Zu seinem publizistischen Profil gehören Aufträge für diverse Printmedien sowie Buchveröffentlichungen. Er ist ausserdem Sänger und Bassist des Heavy-Metal-Duos «Malmzeit».

(Bild: Annick Ramp / NZZ)

Website von Jörg Scheller

SRF: Die heutigen Körper sind nicht nur durchtrainiert, sondern auch glattrasiert. Wie deuten Sie als Kunsthistoriker den Trend zur Körper- und Intimrasur, Herr Scheller?

Jörg Scheller: Gerne wird das mit einer allgemeinen «Pornographisierung» in Verbindung gebracht. Das mag schon sein. Aber diese glattrasierten Körper sind auch «Teflon-Körper», an denen alles abperlt.

Sie wollen zeitlos sein. Als gehörten sie eigentlich ins Jenseits, wo man nicht altert. Sie ähneln den Körpern antiker Statuen oder denen von Engeln. Haben Sie schon mal einen Engel mit starker Körperbehaarung gesehen?

Die glattrasierten Körper der Gegenwart erinnern an utopische Körper.

Intimrasur als quasi-religiöses Statement?

Das kann man so sehen. Mittelalterliche Theologen wie etwa Thomas von Aquin behaupteten, wir würden im Jenseits mit perfekten Körpern auferstehen, die nicht altern und sich nicht vermehren. Die glattrasierten Körper der Gegenwart erinnern an diese utopischen Körper.

Gegen die himmlische Reinheit der Körper spricht doch ein anderer Trend: die Tattoos.

Kein Trend ohne Gegentrend. Aus bildwissenschaftlicher Sicht könnte man spekulieren, dass die Bildproduktion am eigenen Körper begonnen hat. Noch vor der Höhlenmalerei. Menschen haben ihre Haut bemalt, etwa um damit Status zu markieren.

Erst im Laufe der Geschichte haben sich die Bilder immer weiter vom eigenen Körper entfernt. Zuerst an die Höhlenwand, später ins Museum, heute ins Netz.

Ich betrachte die Selfie-Kultur durchaus als eine ernstzunehmende Kultur.

Und nun kommen die Bilder also zurück?

Das wäre die These. Im Zuge dessen, was der Medientheoretiker Marshall McLuhan «the global village» genannt hat, also aufgrund des Zusammenwachsens der Welt zu einem globalen Dorf, kehren die Bilder wieder zurück auf unsere Körper, als Tattoos.

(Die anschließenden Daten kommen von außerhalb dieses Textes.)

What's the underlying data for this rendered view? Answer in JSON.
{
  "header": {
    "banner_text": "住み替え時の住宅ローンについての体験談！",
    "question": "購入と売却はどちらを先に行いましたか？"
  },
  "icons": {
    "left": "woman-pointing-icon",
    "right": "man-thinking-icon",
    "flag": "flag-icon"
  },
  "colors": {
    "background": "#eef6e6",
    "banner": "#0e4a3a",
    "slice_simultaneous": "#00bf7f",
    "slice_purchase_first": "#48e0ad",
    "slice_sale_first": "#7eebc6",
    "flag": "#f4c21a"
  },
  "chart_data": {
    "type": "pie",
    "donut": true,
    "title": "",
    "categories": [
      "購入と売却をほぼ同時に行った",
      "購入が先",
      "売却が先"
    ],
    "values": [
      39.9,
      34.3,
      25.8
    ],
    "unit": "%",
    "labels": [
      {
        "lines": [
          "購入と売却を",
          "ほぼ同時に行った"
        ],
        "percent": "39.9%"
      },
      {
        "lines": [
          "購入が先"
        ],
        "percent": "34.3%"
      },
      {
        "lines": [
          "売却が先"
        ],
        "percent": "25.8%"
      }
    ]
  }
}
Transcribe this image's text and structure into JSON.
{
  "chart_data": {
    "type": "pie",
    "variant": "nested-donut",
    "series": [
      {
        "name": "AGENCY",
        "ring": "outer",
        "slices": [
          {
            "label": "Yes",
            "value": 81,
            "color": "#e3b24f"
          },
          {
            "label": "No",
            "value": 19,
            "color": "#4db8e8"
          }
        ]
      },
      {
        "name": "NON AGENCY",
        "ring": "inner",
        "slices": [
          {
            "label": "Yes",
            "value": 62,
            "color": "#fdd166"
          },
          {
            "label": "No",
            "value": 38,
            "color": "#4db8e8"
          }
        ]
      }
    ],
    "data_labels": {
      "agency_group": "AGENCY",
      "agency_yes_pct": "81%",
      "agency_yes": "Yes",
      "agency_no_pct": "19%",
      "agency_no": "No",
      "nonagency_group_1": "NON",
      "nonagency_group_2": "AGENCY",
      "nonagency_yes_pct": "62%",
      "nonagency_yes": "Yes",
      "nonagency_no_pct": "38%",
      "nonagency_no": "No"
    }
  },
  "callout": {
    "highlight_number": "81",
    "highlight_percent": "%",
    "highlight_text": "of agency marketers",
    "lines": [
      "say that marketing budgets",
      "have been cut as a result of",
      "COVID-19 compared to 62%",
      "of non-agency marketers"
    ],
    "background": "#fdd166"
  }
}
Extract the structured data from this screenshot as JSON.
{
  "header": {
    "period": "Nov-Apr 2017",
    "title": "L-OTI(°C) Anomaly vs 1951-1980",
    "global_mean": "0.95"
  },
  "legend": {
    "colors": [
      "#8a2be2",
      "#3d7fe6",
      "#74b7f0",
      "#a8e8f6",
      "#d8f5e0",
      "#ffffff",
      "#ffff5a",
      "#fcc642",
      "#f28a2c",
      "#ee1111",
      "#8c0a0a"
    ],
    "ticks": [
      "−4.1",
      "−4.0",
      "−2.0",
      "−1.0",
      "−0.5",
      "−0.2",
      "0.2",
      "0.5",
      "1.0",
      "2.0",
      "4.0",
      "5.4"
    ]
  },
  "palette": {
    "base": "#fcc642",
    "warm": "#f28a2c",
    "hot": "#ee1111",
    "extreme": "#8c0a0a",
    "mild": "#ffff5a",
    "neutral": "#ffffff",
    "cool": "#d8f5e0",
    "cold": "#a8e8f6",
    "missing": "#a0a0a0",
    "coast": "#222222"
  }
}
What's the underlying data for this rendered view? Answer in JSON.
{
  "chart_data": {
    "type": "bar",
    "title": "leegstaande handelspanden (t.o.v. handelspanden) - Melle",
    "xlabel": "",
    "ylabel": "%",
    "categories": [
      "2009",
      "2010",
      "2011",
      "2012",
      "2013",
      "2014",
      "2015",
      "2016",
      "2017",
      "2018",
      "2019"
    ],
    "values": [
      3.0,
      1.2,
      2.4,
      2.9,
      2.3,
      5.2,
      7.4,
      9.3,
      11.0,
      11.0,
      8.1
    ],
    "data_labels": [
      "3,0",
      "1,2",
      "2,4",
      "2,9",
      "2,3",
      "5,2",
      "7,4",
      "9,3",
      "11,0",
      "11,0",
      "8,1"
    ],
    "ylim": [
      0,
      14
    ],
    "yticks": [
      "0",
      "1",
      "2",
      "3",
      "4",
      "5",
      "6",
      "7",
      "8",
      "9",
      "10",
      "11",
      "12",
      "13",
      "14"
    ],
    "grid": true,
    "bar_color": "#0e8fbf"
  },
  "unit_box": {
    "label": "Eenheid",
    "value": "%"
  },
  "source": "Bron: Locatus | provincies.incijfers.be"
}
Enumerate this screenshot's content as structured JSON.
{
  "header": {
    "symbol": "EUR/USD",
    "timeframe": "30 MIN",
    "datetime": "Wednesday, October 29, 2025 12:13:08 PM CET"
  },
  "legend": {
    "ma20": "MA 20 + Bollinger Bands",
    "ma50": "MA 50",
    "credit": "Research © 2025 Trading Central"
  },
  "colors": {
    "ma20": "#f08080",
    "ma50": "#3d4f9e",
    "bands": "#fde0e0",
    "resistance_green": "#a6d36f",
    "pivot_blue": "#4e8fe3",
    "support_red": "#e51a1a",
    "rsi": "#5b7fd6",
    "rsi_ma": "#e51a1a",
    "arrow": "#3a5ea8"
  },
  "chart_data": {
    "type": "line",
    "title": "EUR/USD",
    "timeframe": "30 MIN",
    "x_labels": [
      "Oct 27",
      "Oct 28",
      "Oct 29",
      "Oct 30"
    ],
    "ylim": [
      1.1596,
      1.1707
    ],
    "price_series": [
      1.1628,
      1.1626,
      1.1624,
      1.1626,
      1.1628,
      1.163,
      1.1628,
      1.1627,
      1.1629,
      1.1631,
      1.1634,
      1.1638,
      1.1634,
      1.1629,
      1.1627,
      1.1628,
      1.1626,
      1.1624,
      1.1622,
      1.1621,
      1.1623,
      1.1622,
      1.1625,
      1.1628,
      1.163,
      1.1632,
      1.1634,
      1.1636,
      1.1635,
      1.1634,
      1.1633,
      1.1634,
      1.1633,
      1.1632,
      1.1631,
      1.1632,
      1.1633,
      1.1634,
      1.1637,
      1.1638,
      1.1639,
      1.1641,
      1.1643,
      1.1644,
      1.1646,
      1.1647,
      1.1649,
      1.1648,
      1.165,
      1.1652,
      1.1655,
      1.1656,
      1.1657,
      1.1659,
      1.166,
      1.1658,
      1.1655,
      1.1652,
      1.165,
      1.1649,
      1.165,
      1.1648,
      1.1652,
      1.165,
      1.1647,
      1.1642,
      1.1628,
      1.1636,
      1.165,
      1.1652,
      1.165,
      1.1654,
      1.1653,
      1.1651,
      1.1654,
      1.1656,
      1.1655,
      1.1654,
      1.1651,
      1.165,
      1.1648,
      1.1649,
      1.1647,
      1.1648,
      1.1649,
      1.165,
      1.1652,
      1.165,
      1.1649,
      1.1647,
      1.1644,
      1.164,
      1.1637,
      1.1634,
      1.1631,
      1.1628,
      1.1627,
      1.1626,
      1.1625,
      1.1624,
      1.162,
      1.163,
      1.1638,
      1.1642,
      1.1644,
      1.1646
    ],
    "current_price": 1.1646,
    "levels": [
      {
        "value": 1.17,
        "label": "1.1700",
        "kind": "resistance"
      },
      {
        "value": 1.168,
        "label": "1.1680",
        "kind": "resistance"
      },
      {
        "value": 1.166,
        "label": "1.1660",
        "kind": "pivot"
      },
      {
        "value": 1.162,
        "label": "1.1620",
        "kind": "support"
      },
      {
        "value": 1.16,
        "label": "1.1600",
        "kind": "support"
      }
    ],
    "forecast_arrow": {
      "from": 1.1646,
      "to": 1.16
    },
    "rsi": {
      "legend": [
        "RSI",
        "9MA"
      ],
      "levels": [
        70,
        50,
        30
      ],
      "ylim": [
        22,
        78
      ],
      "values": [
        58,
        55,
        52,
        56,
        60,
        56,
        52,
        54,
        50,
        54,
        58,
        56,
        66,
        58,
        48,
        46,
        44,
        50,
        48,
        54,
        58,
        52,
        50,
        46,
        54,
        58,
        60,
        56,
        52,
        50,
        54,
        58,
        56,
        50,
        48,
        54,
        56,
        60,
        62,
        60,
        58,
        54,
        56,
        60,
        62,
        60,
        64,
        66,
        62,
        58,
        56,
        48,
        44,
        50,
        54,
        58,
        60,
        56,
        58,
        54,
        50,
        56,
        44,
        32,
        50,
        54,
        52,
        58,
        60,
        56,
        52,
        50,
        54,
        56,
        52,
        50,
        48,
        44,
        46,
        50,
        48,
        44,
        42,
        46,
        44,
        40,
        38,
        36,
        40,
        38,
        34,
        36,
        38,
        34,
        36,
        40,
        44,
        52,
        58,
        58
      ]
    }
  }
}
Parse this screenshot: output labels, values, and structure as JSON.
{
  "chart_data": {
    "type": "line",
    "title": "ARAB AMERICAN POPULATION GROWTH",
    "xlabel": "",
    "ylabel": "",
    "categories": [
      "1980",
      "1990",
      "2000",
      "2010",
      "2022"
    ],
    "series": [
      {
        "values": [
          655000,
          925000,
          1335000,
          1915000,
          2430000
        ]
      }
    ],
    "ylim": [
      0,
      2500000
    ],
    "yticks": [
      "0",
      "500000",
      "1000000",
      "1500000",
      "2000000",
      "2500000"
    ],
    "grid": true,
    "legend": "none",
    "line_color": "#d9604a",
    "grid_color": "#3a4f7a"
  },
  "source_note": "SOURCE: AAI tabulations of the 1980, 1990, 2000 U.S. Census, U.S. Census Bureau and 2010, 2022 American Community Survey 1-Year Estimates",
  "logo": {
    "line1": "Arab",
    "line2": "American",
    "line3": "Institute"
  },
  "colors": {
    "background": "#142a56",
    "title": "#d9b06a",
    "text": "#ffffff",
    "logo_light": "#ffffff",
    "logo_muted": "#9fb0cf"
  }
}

Wir markieren damit Status und Identität direkt auf unsere Körper und tragen, auch wenn wir ständig unterwegs sind, unsere Zeichen immer bei uns. Das Bild von uns ist ganz nah, konkret und fassbar. Vermutlich geht es dabei auch um eine Rückgewinnung von Kontrolle.

Gleichzeitig versenden wir massenhaft Selfies in die halbe Welt. Wie stehen Sie als Kunsthistoriker zu der Flut an Selbstbildnissen, die in den sozialen Medien kursieren?

Ich betrachte die Selfie-Kultur durchaus als eine ernstzunehmende Kultur. Es geht dabei weniger um Narzissmus, sondern vielmehr darum, sich in eine weltumspannende Bildsprache einzuschreiben, Teil einer globalen Bewegung zu sein, Teil der Selfie-Kultur.

Selfies werden bewertet, kommentiert, man macht sich Gedanken über sie. Kunsthistorisch betrachtet, könnte man von einer digitalen «Salon-Kultur» sprechen. Hier wird zwar Homogenität und Normalität erzeugt, aber es gibt durchaus auch eine Selfie-Avantgarde.

Sie sind eine erstaunlich vielseitige Person: Professor, Publizist, Heavy-Metal-Musiker und Teilzeit-Bodybuilder. Wenn Sie ein Selfie machen müssten, das Ihre Person am treffendsten einfängt: Was wäre darauf zu sehen?

Ich habe vor einiger Zeit auf Twitter eine Bild-Serie gemacht, die hiess «Selflessie»: Selfies von mir, aber immer knapp am Kopf vorbei fotografiert. Das trifft meine Person vermutlich am besten.

Das Gespräch führte Yves Bossart.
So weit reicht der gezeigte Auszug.